The crazy math of health-care reform
A new program for long-term care is billed as a money saver. In fact, it does just the opposite.
By Shawn Tully
Embedded in the health-care plan moving forward is a truly gravity-defying new device: a costly entitlement program portrayed as a way to save money. So how can you raise billions with a program that can't even pay for itself? Only by using the crazy math that governs in the world of health-care reform.
The gimmick was hatched on July 15 when the Senate Committee on Health, Education, Labor & Pensions approved a federal insurance plan for long-term care called the Community Living Assistance Services and Supports Act, or CLASS Act.
The plan, which would provide modest benefits to people who can't perform such simple daily tasks as bathing or feeding themselves, was one of Sen. Ted Kennedy's last crusades. It quickly became a favorite among Democrats, who are now adding the CLASS Act to the leading proposal in the House, H.R. 3200, passed by the Energy & Commerce Committee.
While no one doubts the bill's humane intentions, its ardent champions have another motive as well. A budget gimmick allows them to claim that CLASS Act helps pay for health-care reform.
The Democrats are promising a "deficit neutral" plan, which means that according to rules set by the Congressional Budget Office, they need to find about $1 trillion in new taxes and savings over the next ten years. Right how, the House legislation stands around $250 billion short.

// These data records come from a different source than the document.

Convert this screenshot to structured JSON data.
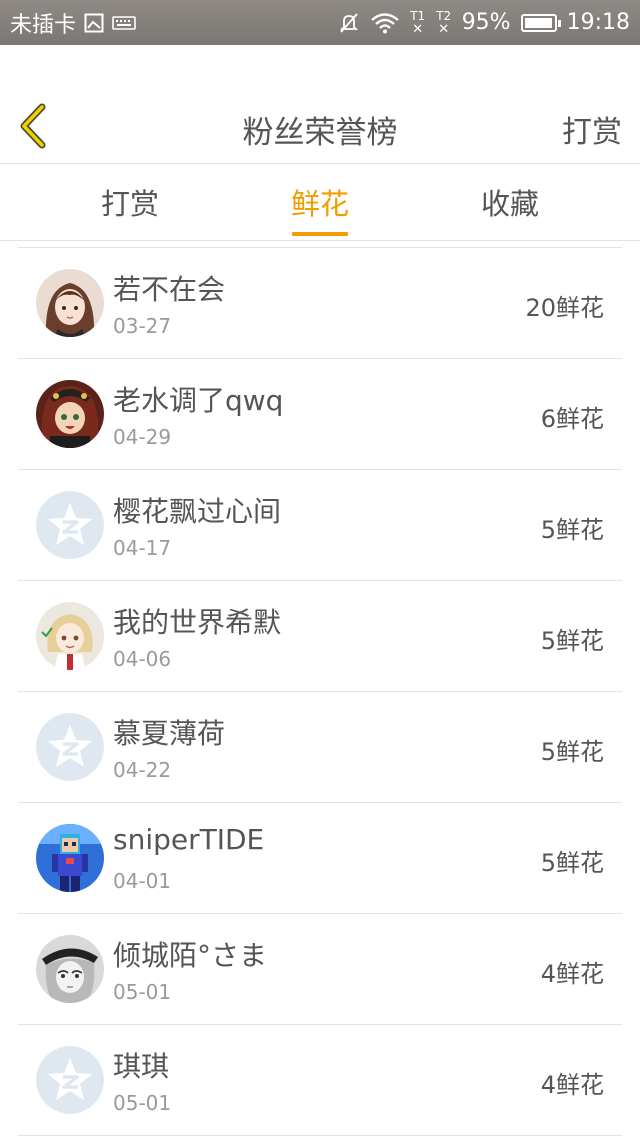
{
  "status_bar": {
    "carrier": "未插卡",
    "sim1_label": "T1",
    "sim2_label": "T2",
    "battery_pct": "95%",
    "battery_level": 0.95,
    "time": "19:18"
  },
  "header": {
    "title": "粉丝荣誉榜",
    "right_action": "打赏"
  },
  "tabs": [
    {
      "label": "打赏",
      "active": false
    },
    {
      "label": "鲜花",
      "active": true
    },
    {
      "label": "收藏",
      "active": false
    }
  ],
  "colors": {
    "accent": "#f39c00",
    "status_bar": "#85807c"
  },
  "fans": [
    {
      "name": "若不在会",
      "date": "03-27",
      "count": "20鲜花",
      "avatar": "anime-girl-avatar"
    },
    {
      "name": "老水调了qwq",
      "date": "04-29",
      "count": "6鲜花",
      "avatar": "anime-red-avatar"
    },
    {
      "name": "樱花飘过心间",
      "date": "04-17",
      "count": "5鲜花",
      "avatar": "default-star-avatar"
    },
    {
      "name": "我的世界希默",
      "date": "04-06",
      "count": "5鲜花",
      "avatar": "anime-cute-avatar"
    },
    {
      "name": "慕夏薄荷",
      "date": "04-22",
      "count": "5鲜花",
      "avatar": "default-star-avatar"
    },
    {
      "name": "sniperTIDE",
      "date": "04-01",
      "count": "5鲜花",
      "avatar": "pixel-blue-avatar"
    },
    {
      "name": "倾城陌°さま",
      "date": "05-01",
      "count": "4鲜花",
      "avatar": "anime-bw-avatar"
    },
    {
      "name": "琪琪",
      "date": "05-01",
      "count": "4鲜花",
      "avatar": "default-star-avatar"
    }
  ]
}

The CLASS Act looks like a gift: It brings in $58 billion in net tax revenues by 2019, lowering the deficit by an equivalent amount because only minor costs will be booked during that period. Under the CBO rules, the CLASS Act technically covers one-quarter of the $250 billion shortfall in funds needed to pay for health-care reform.
The gimmick lies in looking only at the CBO's ten-year budget window. The extra revenues are an illusion because of the disaster lurking just beyond that horizon.
In fact, none of the $58 billion is available to pay for the House bill. The CLASS Act is so poorly designed that the $58 billion reserve and all future premiums won't come close to covering the generous benefits it's promising.
Here's why the mechanics of the CLASS Act assure its eventual collapse.
Under the bill, all working Americans would have the option of contributing a payroll tax averaging $65 a month for long-term care. The eventual benefit for most recipients would be $75 a day or $27,000 a year.
It could be used towards nursing-home expenses, but the main goal is to allow infirm Americans to get the care the need from aides or therapists in their own homes so they're not forced into nursing homes.
But the CLASS Act's premiums aren't remotely high enough to cover a likely deluge of claims. "It's a microcosm of many of the weaknesses in the health-care reform bills," says Steve Schoonveld of the American Academy of Actuaries (AAA), which did an excellent analysis of the CLASS Act.
The plan's main problem is that it encourages what's known as "adverse selection" -- it will attract an extremely high proportion of people who are sick and near retirement, and a relatively small share of the young and healthy needed to create a sound insurance plan.
One big weakness is that the CLASS Act doesn't screen for medical problems, or even require information about them. Hence, workers or their spouses can sign up even if they're already ill. By contrast, private plans require strict testing.
Participants in the CLASS program can also start collecting benefits after just five years, a period the AAA deems far too short. Workers and their spouses can also stop paying premiums, then rejoin when they get sick with no penalty.
As a result, the AAA expects that the plan will be swamped by people who know they have medical problems when they sign up, and demand benefits right after they've paid for five years.
The AAA says that the plan would become insolvent by 2021 -- just beyond the CBO's budget window -- and would have to raise its premiums to $180 a month to meet its costs, a 177% increase.
That would put the CLASS Act into a death spiral, since virtually all younger and even moderately healthy participants would drop out. It would become a program exclusively for the old and sick, driving premiums still higher.
The most likely outcome is that we'll never get to the $180 premiums needed to fund the plan. Congress will be forced to pay enormous subsidies to keep the premiums low enough to encourage young and healthy people to sign up. Pressure will also be intense to raise the benefits to pay for more nursing-home expenses.
Instead of funding the shortfall in the House bill, the CLASS Act will create a giant budget shortfall of its own. Unfortunately, gimmickry like this is the kind of thing that has fanned public fears about health-care reform doing more harm than good.